Romance novelist Kennedy Ryan is taking her storytelling to a new stage. The award-winning author has signed a first-look deal with Universal Studio Group to develop a television adaptation of her bestselling novel Before I Let Go for Peacock, Kennedy Ryan’s Before I Let Go is coming to Peacock, bringing one of contemporary romance fiction’s most beloved stories to a mainstream streaming audience.
The novel, published in November 2022, centers on Yasmen and Josiah Wade, a divorced couple trying to rebuild their lives after an unimaginable loss the stillbirth of their child. Now co-parenting and running a business together, the two must navigate the emotional wreckage of their past while quietly rediscovering each other. It is a story rooted in grief, resilience and the enduring pull of love, and it earned Ryan a devoted readership that has long hoped to see it translated to screen.
A director and producers who understand the vision
The bestselling romance author has signed a first-look deal with Universal Studio Group to bring her novel Before I Let Go to Peacock, with Malcolm D. Lee and John Legend on board. The series will be directed and executive produced by Malcolm D. Lee, the filmmaker behind The Best Man and Girls Trip, two projects that became cultural touchstones for Black audiences. Lee brings his production company, Blackmailed Productions, to the project, and his track record of centering authentic Black stories with warmth and emotional honesty makes him a natural fit for the material.

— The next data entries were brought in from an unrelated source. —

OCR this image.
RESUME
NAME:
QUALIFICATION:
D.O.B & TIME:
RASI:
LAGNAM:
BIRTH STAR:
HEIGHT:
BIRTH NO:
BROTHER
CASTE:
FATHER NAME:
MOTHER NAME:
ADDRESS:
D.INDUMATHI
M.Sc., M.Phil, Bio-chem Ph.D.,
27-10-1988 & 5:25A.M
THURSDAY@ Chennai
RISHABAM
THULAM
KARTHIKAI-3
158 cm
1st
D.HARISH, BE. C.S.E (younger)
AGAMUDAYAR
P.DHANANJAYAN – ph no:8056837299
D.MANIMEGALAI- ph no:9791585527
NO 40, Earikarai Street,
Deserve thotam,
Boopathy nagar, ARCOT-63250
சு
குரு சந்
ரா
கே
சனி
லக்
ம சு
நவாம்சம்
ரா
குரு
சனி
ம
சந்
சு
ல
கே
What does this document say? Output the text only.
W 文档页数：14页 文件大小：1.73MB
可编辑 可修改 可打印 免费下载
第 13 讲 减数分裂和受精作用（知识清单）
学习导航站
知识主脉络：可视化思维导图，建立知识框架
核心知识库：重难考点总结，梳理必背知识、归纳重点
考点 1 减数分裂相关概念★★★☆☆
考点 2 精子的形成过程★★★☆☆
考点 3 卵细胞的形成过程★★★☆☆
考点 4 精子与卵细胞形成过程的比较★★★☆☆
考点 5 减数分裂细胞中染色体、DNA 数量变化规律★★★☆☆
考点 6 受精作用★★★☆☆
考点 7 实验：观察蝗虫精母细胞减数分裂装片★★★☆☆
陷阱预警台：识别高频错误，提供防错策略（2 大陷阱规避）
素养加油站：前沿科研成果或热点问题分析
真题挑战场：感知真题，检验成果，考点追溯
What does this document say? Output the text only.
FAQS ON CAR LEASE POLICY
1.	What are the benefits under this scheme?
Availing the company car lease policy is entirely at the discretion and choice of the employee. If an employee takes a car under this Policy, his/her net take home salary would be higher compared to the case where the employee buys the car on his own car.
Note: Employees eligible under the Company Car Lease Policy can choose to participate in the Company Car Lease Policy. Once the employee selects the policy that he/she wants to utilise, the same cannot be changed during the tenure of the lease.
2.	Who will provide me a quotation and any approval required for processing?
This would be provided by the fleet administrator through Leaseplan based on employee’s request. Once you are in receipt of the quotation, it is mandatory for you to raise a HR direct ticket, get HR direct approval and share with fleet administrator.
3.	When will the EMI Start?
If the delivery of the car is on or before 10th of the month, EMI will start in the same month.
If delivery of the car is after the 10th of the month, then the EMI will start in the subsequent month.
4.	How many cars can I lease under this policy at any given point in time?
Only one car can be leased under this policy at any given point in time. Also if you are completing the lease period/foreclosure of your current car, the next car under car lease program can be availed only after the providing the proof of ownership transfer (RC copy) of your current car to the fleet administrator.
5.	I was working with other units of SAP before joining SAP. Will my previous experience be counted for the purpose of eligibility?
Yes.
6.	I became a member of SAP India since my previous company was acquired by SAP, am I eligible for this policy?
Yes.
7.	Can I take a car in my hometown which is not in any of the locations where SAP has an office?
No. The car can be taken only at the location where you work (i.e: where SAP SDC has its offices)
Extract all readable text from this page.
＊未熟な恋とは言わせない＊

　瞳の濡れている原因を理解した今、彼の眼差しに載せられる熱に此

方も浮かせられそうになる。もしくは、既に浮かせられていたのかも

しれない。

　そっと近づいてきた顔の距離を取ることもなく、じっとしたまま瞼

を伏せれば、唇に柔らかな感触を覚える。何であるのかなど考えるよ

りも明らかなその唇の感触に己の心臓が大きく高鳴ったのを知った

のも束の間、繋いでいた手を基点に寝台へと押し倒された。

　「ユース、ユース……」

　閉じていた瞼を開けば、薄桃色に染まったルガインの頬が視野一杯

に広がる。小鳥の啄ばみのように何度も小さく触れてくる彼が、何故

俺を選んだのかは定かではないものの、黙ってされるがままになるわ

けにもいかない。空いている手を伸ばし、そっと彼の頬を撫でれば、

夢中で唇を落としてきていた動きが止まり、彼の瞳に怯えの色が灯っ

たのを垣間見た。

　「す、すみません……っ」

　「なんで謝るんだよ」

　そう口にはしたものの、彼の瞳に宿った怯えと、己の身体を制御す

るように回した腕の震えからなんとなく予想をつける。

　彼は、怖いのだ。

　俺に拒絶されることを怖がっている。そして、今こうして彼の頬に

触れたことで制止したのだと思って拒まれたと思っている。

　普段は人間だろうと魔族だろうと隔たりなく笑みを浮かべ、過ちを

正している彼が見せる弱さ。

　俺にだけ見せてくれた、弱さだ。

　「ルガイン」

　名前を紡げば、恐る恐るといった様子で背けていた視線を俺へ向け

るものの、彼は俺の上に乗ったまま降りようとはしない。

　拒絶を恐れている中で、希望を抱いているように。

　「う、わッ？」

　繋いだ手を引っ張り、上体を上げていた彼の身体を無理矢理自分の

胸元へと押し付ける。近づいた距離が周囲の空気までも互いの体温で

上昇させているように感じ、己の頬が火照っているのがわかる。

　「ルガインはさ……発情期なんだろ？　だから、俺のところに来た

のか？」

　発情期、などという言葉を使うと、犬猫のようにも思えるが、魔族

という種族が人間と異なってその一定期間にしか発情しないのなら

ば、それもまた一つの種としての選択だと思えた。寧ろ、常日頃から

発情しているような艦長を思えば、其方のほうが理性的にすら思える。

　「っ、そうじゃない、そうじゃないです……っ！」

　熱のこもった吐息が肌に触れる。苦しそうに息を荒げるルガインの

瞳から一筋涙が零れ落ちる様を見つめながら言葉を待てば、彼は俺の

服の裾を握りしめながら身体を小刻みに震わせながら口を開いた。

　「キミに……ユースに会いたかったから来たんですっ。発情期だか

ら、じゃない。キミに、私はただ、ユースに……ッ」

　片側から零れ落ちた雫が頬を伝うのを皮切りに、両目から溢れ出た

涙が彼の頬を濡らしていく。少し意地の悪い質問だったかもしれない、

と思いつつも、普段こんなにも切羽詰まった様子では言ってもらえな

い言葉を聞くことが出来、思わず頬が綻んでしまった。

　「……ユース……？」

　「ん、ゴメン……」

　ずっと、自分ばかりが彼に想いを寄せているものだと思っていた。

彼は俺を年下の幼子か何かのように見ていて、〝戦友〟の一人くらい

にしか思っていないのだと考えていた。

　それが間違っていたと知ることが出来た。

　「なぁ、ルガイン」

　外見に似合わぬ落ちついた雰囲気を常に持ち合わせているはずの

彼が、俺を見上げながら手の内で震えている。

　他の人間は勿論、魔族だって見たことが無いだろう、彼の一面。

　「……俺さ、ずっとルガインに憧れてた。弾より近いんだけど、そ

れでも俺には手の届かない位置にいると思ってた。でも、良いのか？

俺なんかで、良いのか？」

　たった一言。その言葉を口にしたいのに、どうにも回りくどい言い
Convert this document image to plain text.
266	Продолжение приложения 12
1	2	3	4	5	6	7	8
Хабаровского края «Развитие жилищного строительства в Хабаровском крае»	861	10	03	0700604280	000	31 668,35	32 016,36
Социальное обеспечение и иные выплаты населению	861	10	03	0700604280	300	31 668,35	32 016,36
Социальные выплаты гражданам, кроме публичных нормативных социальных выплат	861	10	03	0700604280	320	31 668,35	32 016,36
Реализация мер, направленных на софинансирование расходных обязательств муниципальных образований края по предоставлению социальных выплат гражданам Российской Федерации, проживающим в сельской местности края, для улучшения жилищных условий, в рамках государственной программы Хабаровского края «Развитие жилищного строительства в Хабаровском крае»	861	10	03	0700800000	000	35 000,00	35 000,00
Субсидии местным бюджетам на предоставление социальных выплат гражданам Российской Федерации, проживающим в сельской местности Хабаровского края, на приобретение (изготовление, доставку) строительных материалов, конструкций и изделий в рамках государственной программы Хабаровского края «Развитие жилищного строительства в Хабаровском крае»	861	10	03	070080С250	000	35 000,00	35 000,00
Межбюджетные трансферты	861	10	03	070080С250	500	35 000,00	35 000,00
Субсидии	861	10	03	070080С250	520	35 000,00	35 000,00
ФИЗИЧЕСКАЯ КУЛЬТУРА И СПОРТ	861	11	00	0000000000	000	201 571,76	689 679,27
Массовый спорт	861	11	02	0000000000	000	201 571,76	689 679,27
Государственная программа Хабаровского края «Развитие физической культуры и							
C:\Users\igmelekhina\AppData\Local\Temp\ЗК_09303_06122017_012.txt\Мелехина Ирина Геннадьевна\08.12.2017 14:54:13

Joining Lee as executive producers are John Legend, the musician and the first Black man to achieve EGOT status, and Debra Martin Chase, a producer with a long history of shepherding stories by and about Black women to the screen, including Just Wright and Sparkle. The combination of these three collaborators signals that the series is in hands that understand both the cultural weight of the source material and the audience it speaks to.
Why this deal matters for representation
Ryan, who is also a philanthropist and autism advocate and co-founder of Lift 4 Autism, has built her literary career around narratives that reflect the full emotional range of Black life joy, heartbreak, healing and everything in between. Her partnership with Universal Studio Group goes beyond a single adaptation. Through the first-look deal, she will also work to bring other authors’ works from the page to the screen, expanding the pipeline for underrepresented voices in television.
Jordan Moblo, USG’s executive vice president of creative acquisitions and IP management, noted the cultural significance of Ryan’s catalog and the shared ambition to translate it for audiences in ways that honor the original work.
What comes next for Kennedy Ryan
As production on Before I Let Go moves forward, Ryan is also preparing for another literary release. Her upcoming novel Score, set to arrive May 19, 2026, follows former college sweethearts who are thrown back together when they find themselves collaborating on a career-defining project. It is the kind of slow-burn, emotionally layered story her readers have come to expect.
The broader moment Ryan is stepping into feels significant. Streaming audiences have demonstrated a clear appetite for romance stories that center Black love with depth and specificity, not as a backdrop but as the entire point. Projects like Netflix’s Forever have shown what is possible when those stories are given real resources and creative support.
Ryan’s transition from novelist to television producer and adapter reflects both her ambition and the growing recognition from studios that her audience is large, loyal and hungry for more. With Before I Let Go, Peacock is getting a story that is not simply about romance, but about what it takes to hold onto love and each other after loss has reshaped everything.